In a recent piece of homework I needed to solve an equation of the form $ae^x + bx +c = 0$ where $a,b$ and $c$ are constants. I could not do it; no matter how I tried I either went in circles or hit a brick wall. Can someone demonstrate a general method for solving equations of this form? Please show every step in your answers.
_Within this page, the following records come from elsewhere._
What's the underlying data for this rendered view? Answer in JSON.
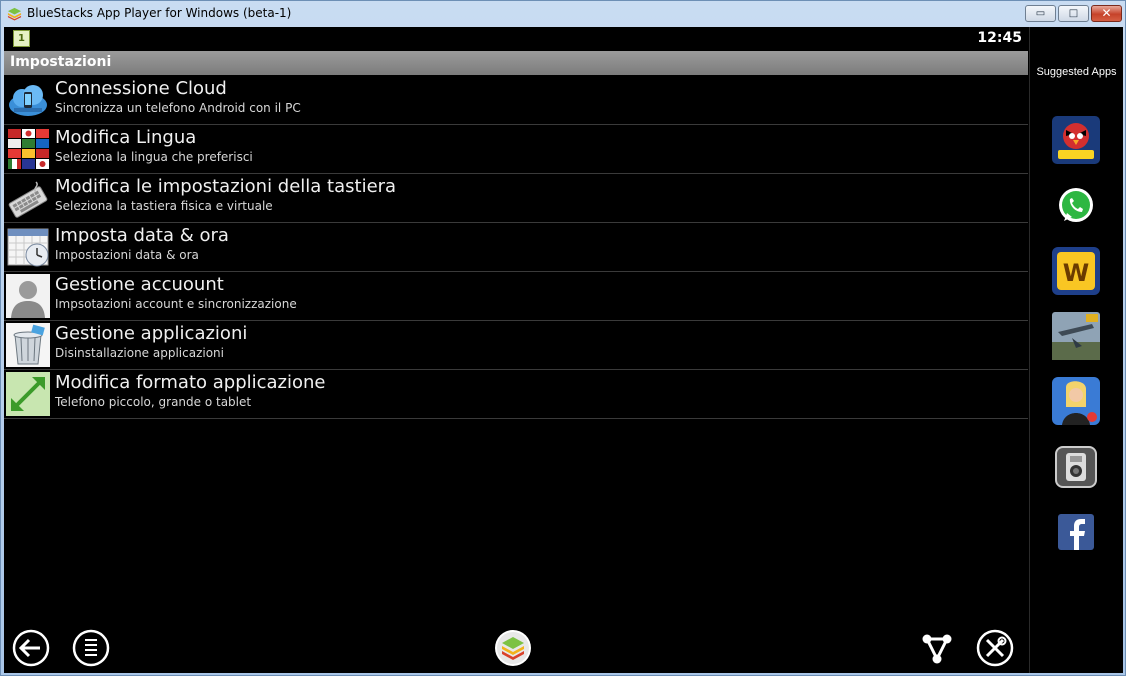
{
  "window": {
    "title": "BlueStacks App Player for Windows (beta-1)",
    "min_label": "▭",
    "max_label": "□",
    "close_label": "✕"
  },
  "status": {
    "notification_badge": "1",
    "clock": "12:45"
  },
  "header": {
    "title": "Impostazioni"
  },
  "settings": [
    {
      "title": "Connessione Cloud",
      "subtitle": "Sincronizza un telefono Android con il PC",
      "icon": "cloud-icon"
    },
    {
      "title": "Modifica Lingua",
      "subtitle": "Seleziona la lingua che preferisci",
      "icon": "flags-icon"
    },
    {
      "title": "Modifica le impostazioni della tastiera",
      "subtitle": "Seleziona la tastiera fisica e virtuale",
      "icon": "keyboard-icon"
    },
    {
      "title": "Imposta data & ora",
      "subtitle": "Impostazioni data & ora",
      "icon": "calendar-clock-icon"
    },
    {
      "title": "Gestione accuount",
      "subtitle": "Impsotazioni account e sincronizzazione",
      "icon": "user-icon"
    },
    {
      "title": "Gestione applicazioni",
      "subtitle": "Disinstallazione applicazioni",
      "icon": "trash-icon"
    },
    {
      "title": "Modifica formato applicazione",
      "subtitle": "Telefono piccolo, grande o tablet",
      "icon": "resize-icon"
    }
  ],
  "sidebar": {
    "label": "Suggested Apps",
    "apps": [
      "angry-birds-space-icon",
      "whatsapp-icon",
      "words-with-friends-icon",
      "war-game-icon",
      "fashion-game-icon",
      "camera-app-icon",
      "facebook-icon"
    ]
  },
  "navbar": [
    "back-icon",
    "menu-icon",
    "bluestacks-home-icon",
    "share-icon",
    "settings-tools-icon"
  ],
  "colors": {
    "background": "#000000",
    "header": "#8a8a8a",
    "text": "#f0f0f0",
    "window_frame": "#a9c6e8"
  }
}
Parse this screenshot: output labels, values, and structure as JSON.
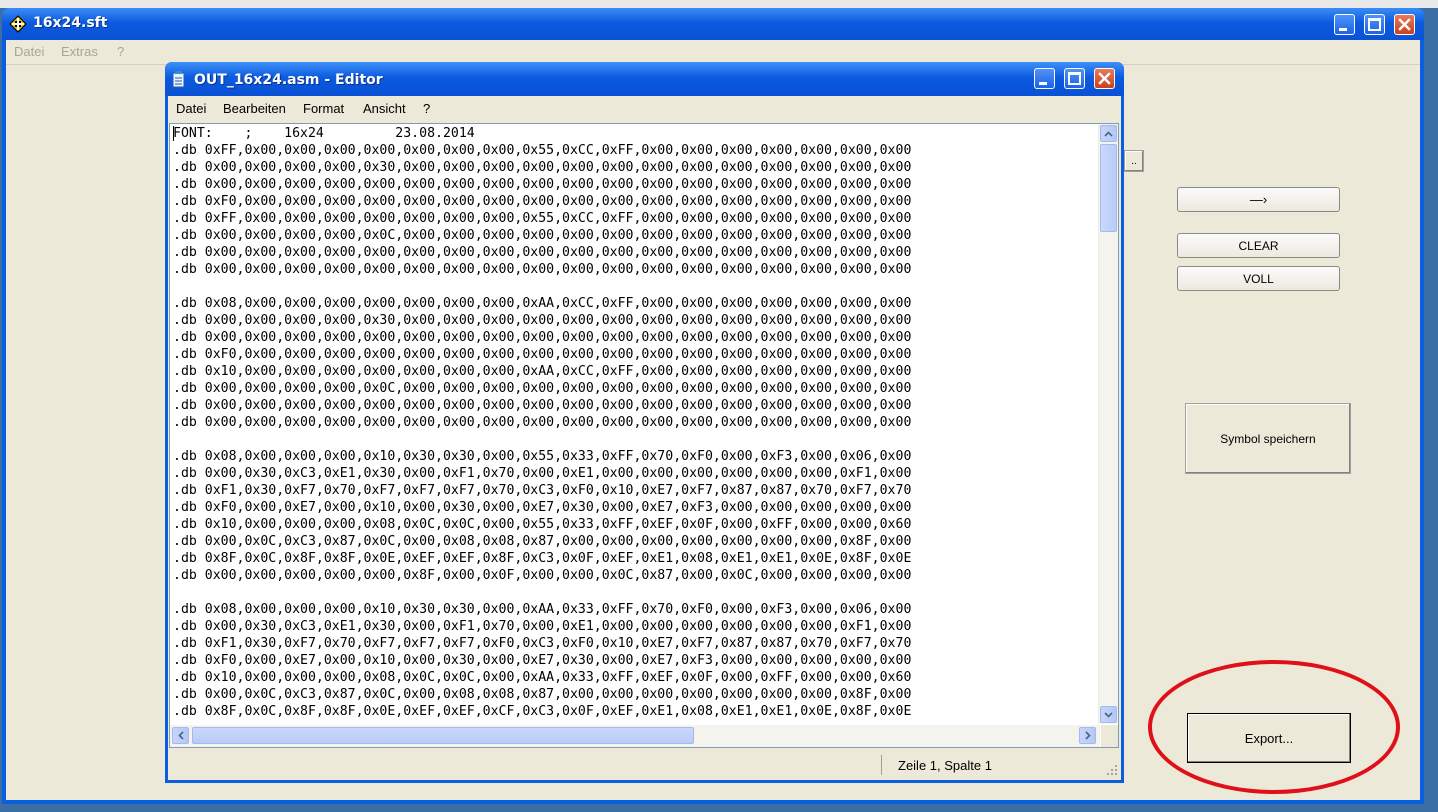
{
  "app": {
    "title": "16x24.sft",
    "menu": [
      "Datei",
      "Extras",
      "?"
    ]
  },
  "buttons": {
    "arrow": "—›",
    "clear": "CLEAR",
    "voll": "VOLL",
    "symbol_speichern": "Symbol speichern",
    "export": "Export..."
  },
  "editor": {
    "title": "OUT_16x24.asm - Editor",
    "menu": [
      "Datei",
      "Bearbeiten",
      "Format",
      "Ansicht",
      "?"
    ],
    "status": "Zeile 1, Spalte 1",
    "lines": [
      "FONT:    ;    16x24         23.08.2014",
      ".db 0xFF,0x00,0x00,0x00,0x00,0x00,0x00,0x00,0x55,0xCC,0xFF,0x00,0x00,0x00,0x00,0x00,0x00,0x00",
      ".db 0x00,0x00,0x00,0x00,0x30,0x00,0x00,0x00,0x00,0x00,0x00,0x00,0x00,0x00,0x00,0x00,0x00,0x00",
      ".db 0x00,0x00,0x00,0x00,0x00,0x00,0x00,0x00,0x00,0x00,0x00,0x00,0x00,0x00,0x00,0x00,0x00,0x00",
      ".db 0xF0,0x00,0x00,0x00,0x00,0x00,0x00,0x00,0x00,0x00,0x00,0x00,0x00,0x00,0x00,0x00,0x00,0x00",
      ".db 0xFF,0x00,0x00,0x00,0x00,0x00,0x00,0x00,0x55,0xCC,0xFF,0x00,0x00,0x00,0x00,0x00,0x00,0x00",
      ".db 0x00,0x00,0x00,0x00,0x0C,0x00,0x00,0x00,0x00,0x00,0x00,0x00,0x00,0x00,0x00,0x00,0x00,0x00",
      ".db 0x00,0x00,0x00,0x00,0x00,0x00,0x00,0x00,0x00,0x00,0x00,0x00,0x00,0x00,0x00,0x00,0x00,0x00",
      ".db 0x00,0x00,0x00,0x00,0x00,0x00,0x00,0x00,0x00,0x00,0x00,0x00,0x00,0x00,0x00,0x00,0x00,0x00",
      "",
      ".db 0x08,0x00,0x00,0x00,0x00,0x00,0x00,0x00,0xAA,0xCC,0xFF,0x00,0x00,0x00,0x00,0x00,0x00,0x00",
      ".db 0x00,0x00,0x00,0x00,0x30,0x00,0x00,0x00,0x00,0x00,0x00,0x00,0x00,0x00,0x00,0x00,0x00,0x00",
      ".db 0x00,0x00,0x00,0x00,0x00,0x00,0x00,0x00,0x00,0x00,0x00,0x00,0x00,0x00,0x00,0x00,0x00,0x00",
      ".db 0xF0,0x00,0x00,0x00,0x00,0x00,0x00,0x00,0x00,0x00,0x00,0x00,0x00,0x00,0x00,0x00,0x00,0x00",
      ".db 0x10,0x00,0x00,0x00,0x00,0x00,0x00,0x00,0xAA,0xCC,0xFF,0x00,0x00,0x00,0x00,0x00,0x00,0x00",
      ".db 0x00,0x00,0x00,0x00,0x0C,0x00,0x00,0x00,0x00,0x00,0x00,0x00,0x00,0x00,0x00,0x00,0x00,0x00",
      ".db 0x00,0x00,0x00,0x00,0x00,0x00,0x00,0x00,0x00,0x00,0x00,0x00,0x00,0x00,0x00,0x00,0x00,0x00",
      ".db 0x00,0x00,0x00,0x00,0x00,0x00,0x00,0x00,0x00,0x00,0x00,0x00,0x00,0x00,0x00,0x00,0x00,0x00",
      "",
      ".db 0x08,0x00,0x00,0x00,0x10,0x30,0x30,0x00,0x55,0x33,0xFF,0x70,0xF0,0x00,0xF3,0x00,0x06,0x00",
      ".db 0x00,0x30,0xC3,0xE1,0x30,0x00,0xF1,0x70,0x00,0xE1,0x00,0x00,0x00,0x00,0x00,0x00,0xF1,0x00",
      ".db 0xF1,0x30,0xF7,0x70,0xF7,0xF7,0xF7,0x70,0xC3,0xF0,0x10,0xE7,0xF7,0x87,0x87,0x70,0xF7,0x70",
      ".db 0xF0,0x00,0xE7,0x00,0x10,0x00,0x30,0x00,0xE7,0x30,0x00,0xE7,0xF3,0x00,0x00,0x00,0x00,0x00",
      ".db 0x10,0x00,0x00,0x00,0x08,0x0C,0x0C,0x00,0x55,0x33,0xFF,0xEF,0x0F,0x00,0xFF,0x00,0x00,0x60",
      ".db 0x00,0x0C,0xC3,0x87,0x0C,0x00,0x08,0x08,0x87,0x00,0x00,0x00,0x00,0x00,0x00,0x00,0x8F,0x00",
      ".db 0x8F,0x0C,0x8F,0x8F,0x0E,0xEF,0xEF,0x8F,0xC3,0x0F,0xEF,0xE1,0x08,0xE1,0xE1,0x0E,0x8F,0x0E",
      ".db 0x00,0x00,0x00,0x00,0x00,0x8F,0x00,0x0F,0x00,0x00,0x0C,0x87,0x00,0x0C,0x00,0x00,0x00,0x00",
      "",
      ".db 0x08,0x00,0x00,0x00,0x10,0x30,0x30,0x00,0xAA,0x33,0xFF,0x70,0xF0,0x00,0xF3,0x00,0x06,0x00",
      ".db 0x00,0x30,0xC3,0xE1,0x30,0x00,0xF1,0x70,0x00,0xE1,0x00,0x00,0x00,0x00,0x00,0x00,0xF1,0x00",
      ".db 0xF1,0x30,0xF7,0x70,0xF7,0xF7,0xF7,0xF0,0xC3,0xF0,0x10,0xE7,0xF7,0x87,0x87,0x70,0xF7,0x70",
      ".db 0xF0,0x00,0xE7,0x00,0x10,0x00,0x30,0x00,0xE7,0x30,0x00,0xE7,0xF3,0x00,0x00,0x00,0x00,0x00",
      ".db 0x10,0x00,0x00,0x00,0x08,0x0C,0x0C,0x00,0xAA,0x33,0xFF,0xEF,0x0F,0x00,0xFF,0x00,0x00,0x60",
      ".db 0x00,0x0C,0xC3,0x87,0x0C,0x00,0x08,0x08,0x87,0x00,0x00,0x00,0x00,0x00,0x00,0x00,0x8F,0x00",
      ".db 0x8F,0x0C,0x8F,0x8F,0x0E,0xEF,0xEF,0xCF,0xC3,0x0F,0xEF,0xE1,0x08,0xE1,0xE1,0x0E,0x8F,0x0E"
    ]
  },
  "colors": {
    "xp_blue": "#0a5ee0",
    "window_face": "#ece9d8",
    "highlight_ring": "#e0101a"
  }
}
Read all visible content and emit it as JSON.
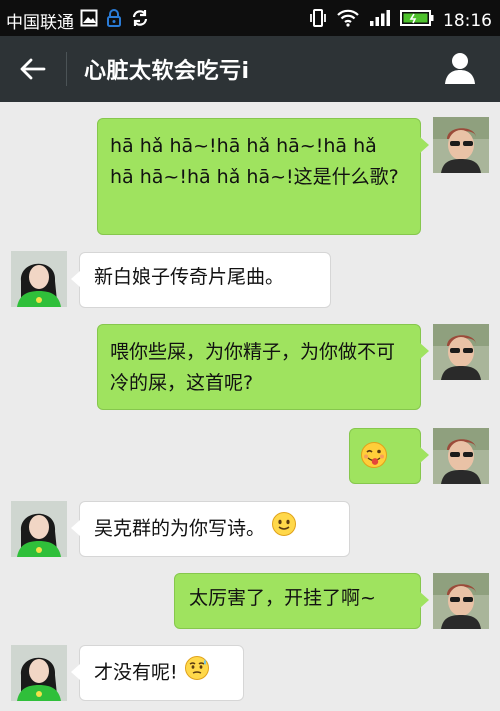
{
  "status_bar": {
    "carrier": "中国联通",
    "time": "18:16"
  },
  "title_bar": {
    "title": "心脏太软会吃亏i"
  },
  "messages": [
    {
      "side": "right",
      "text": "hā hǎ hā~!hā hǎ hā~!hā hǎ hā hā~!hā hǎ hā~!这是什么歌?"
    },
    {
      "side": "left",
      "text": "新白娘子传奇片尾曲。"
    },
    {
      "side": "right",
      "text": "喂你些屎，为你精子，为你做不可冷的屎，这首呢?"
    },
    {
      "side": "right",
      "emoji": "tongue-wink-emoji"
    },
    {
      "side": "left",
      "text": "吴克群的为你写诗。",
      "emoji": "smile-emoji"
    },
    {
      "side": "right",
      "text": "太厉害了，开挂了啊~"
    },
    {
      "side": "left",
      "text": "才没有呢!",
      "emoji": "shy-sweat-emoji"
    }
  ],
  "colors": {
    "right_bubble": "#9fe35f",
    "left_bubble": "#ffffff",
    "title_bar": "#2d3336",
    "background": "#ebebeb"
  }
}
Exponential Function – Solving Equations of the Form ae^x + bx + c = 0
exponential function
Best Answer
\begin{align} a \exp(x)+b x+c&=0 \end{align} Substitute $bx+c=y$: \begin{align} a \exp((-c+y)/b)+y &= 0 \\ -y &= a\exp(-c/b)\exp(y/b) \\ -y/b\exp(-y/b) &= a/b\exp(-c/b) \end{align} The last equation is in the form $u\exp(u)=w$, which has a solution in terms of Lambert $W$ function: \begin{align} u&=W(w). \end{align} Hence \begin{align} -y/b&=W(a/b\exp(-c/b)) \\ y&=-b W(a/b\exp(-c/b)) \\ x&=-W(a/b\exp(-c/b))-c/b. \end{align} In particular, equation $88\exp(x)+12x-5=0$ with $a=88,b=12,c=-5$ has one real root, since the argument of $W$ is positive: \begin{align} x&=-W_0(22/3\exp(5/12))+5/12 \approx-1.3970513. \end{align}
Edit:
Lambert's W function is included in the Gnu Scientific Library (GSL) and is freely available by means of many computer systems and packages (wolframalpha, R, Asymptote, python scipy.special to name a few).